"Generally Recognized as Safe" Under Fire
As the food industry is well aware, consumer groups and others have been criticizing the “Generally Recognized as Safe” or “GRAS” exemption in the U.S. for the past several years. GRAS opponents criticize FDA’s alleged lack of oversight and direct involvement in the marketing of GRAS substances.
On April 26, Senator Edward Markey (D-Massachusetts) sent a letter to FDA, characterizing the GRAS exemption as a “loophole” that “challenges the statutory intent of FDA’s assignment to protect the safety of the food supply.” The letter criticizes the “loose structure” of FDA’s voluntary GRAS Notification program and expresses concern about the marketing of “self-determined” GRAS substances and perceived conflicts of interest in the system. The letter concludes with Sen. Markey requesting FDA’s response to questions about: (1) the Agency’s authority to require labeling on self-determined GRAS substances (e.g., “The safety of some ingredients in this product has not been evaluated by the Food and Drug Administration.”); (2) the Agency’s authority to mandate requirements to minimize conflicts of interest in GRAS self-determinations; and (3) steps the Agency has planned to strengthen its oversight of GRAS substances.

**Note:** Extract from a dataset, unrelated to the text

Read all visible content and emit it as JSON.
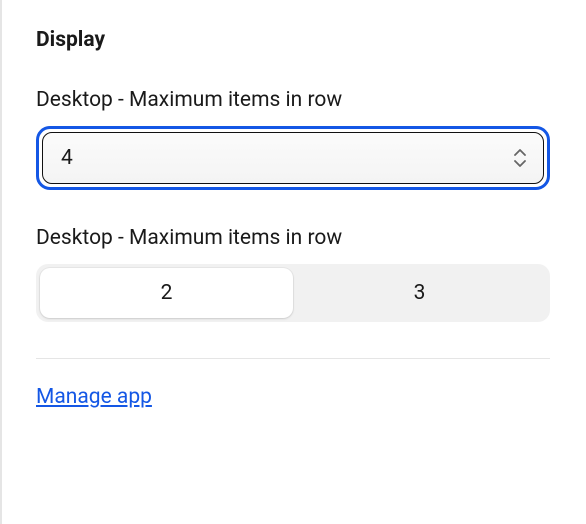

Because the GRAS exemption is expressly codified in law, it is not clear that FDA regulatory action alone would appease the opponents of GRAS. As part of a settlement of a lawsuit filed against FDA by the Center for Food Safety in 2014, FDA has agreed to issue a final rule on the GRAS review program by August 31, 2016. Thus, whether or not the Agency responds to Sen. Markey’s entreaty, we anticipate concrete developments on the GRAS review front later this year.